Au fil d'une conversation avec J, nous concluons que la meilleure façon de décrire la nuance de jaune de mon fameux nouveau pull est probablement jaune moutarde, plutôt que jaune d'oeuf. Le lendemain, je songe que le signifié de "jaune moutarde" change considérablement entre Montréal et Paris. (C'est jaune moutarde nord-américaine, pour le coup.)
Un samedi, dans une chouette librairie tout en bas de la rue Mouffetard où j'entre pour la première fois, nous sommes surpris par une panne d'électricité. Quelques personnes entonnent les premières notes de "Joyeux anniversaire", visiblement pour rigoler. Petit choc culturel: l'association noirceur - anniversaire m'est complètement étrangère.
Ce même après-midi, le 13, j'achète mes premières Pléiades (un grand moment, dans une vie de littéraire) : les oeuvres complètes de Roger Martin du Gard. Usagées, mais en excellent état. C'était dans une petite librairie de la rue Claude-Bernard, tout près de l'ÉNS, une vraie caverne d'Ali-Baba comme on les rêve, à l'éclairage jaune et timide, à peine plus grande que ma thurne et chargée de piles de livres qui ne sont classés que dans la tête du libraire. (Désolée, Jacques: pas de pastiches de Sherlock Holmes ici. Je dois continuer de chercher).
Au fil du mois, quelques épingles se sont ajoutées à ma carte de Paris:
- le Porte-Pot, un bar à vin très sympa: pierre, poutres apparentes, trame sonore de vieux jazz, longue liste de vins au verre et tapas à la française (charcuteries, fromages, petites assiettes garnies d'entrées ou de bouchées) à partager entre amis.
- le Verre volé, où j'ai soupé avec S, une amie suisse de passage à Paris.
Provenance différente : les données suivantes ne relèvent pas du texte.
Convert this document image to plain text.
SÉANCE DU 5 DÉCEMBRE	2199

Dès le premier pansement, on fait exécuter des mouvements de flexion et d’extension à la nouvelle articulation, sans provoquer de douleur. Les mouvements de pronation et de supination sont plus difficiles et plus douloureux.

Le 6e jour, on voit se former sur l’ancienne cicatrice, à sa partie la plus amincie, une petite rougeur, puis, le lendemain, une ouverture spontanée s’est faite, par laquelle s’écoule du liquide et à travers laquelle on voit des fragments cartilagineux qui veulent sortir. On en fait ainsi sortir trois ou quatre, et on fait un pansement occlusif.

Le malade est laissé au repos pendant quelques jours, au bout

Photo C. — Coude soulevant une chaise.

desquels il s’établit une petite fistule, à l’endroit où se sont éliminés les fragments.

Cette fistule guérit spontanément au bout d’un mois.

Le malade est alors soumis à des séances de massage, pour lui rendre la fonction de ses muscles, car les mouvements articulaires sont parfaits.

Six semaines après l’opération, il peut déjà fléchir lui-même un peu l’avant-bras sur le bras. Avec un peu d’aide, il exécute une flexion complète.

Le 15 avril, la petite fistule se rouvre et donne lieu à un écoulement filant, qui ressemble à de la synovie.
Une dizaine de tables sur lesquelles on indique les réservations à l'aide de bons vieux post-it, une ambiance conviviale, une cave très bien garnie. La galantine de lapin farcie au foie gras était excellente, le service un peu raide mais souriant (ce qui excuse bien des choses).
- Sadahuru Aoki, qui offre des chocolats et des pâtisseries de type français - entremets, éclairs, macarons, croissants... - mais aux saveurs du Japon: matcha surtout, sésame, yuzu et autres. Je n'ai pas goûté les chocolats, mais les macarons étaient délicats, en saveurs comme en textures. Mon préféré: celui au genmaicha. Et c'est tout près de l'ÉNS, en plus.
- Gérard Mulot, un pâtissier qui fait de très bons macarons (et autres, j'imagine, mais il faudra y retourner pour savoir). Parmi ceux que j'ai goûtés, celui à la noix de coco était l'idéal du macaron incarné; ceux à la noisette et au caramel salé étaient très bons, avec la fine croûte craquante et le coeur moelleux souhaités. Fruit de la passion - basilic, j'ai aimé le mariage de saveurs, mais c'était trop sucré à mon goût. Celui au chocolat et romarin était bien intense, mais un peu chiche en ganache, et celui au chocolat tout court était très sec.
- Delyan, un salon de thé assez étudiant qui offre l'Internet sans fil (prononcer: "ouifi"), denrée précieuse ici (salon de thé que j'appelle en fait "Deylan" depuis un mois, je viens tout juste de m'en apercevoir - ça s'attrape à l'âge adulte, la dyslexie?).
- Au Père Louis, bar à vin et resto pas trop loin de l'ÉNS, pour changer du Café de la Nouvelle-Mairie de temps en temps (même si je préfère de loin ce dernier).
- L'Avant-Comptoir, un bar à tapas minuscule avec une super ambiance et des petits mets savoureux. On y sert un macaron au boudin noir décadent et des vins à prix doux. Avec D, nous y sommes restées à bavarder, grignoter et boire pendant près de quatre heures, sans voir le temps passer.
En somme: le mois des macarons, auxquels j'ai finalement succombé après plusieurs mois à snober ces petites pâtisseries tellement à la mode, et du vin. Et je compte bien poursuivre l'exploration dans les deux domaines.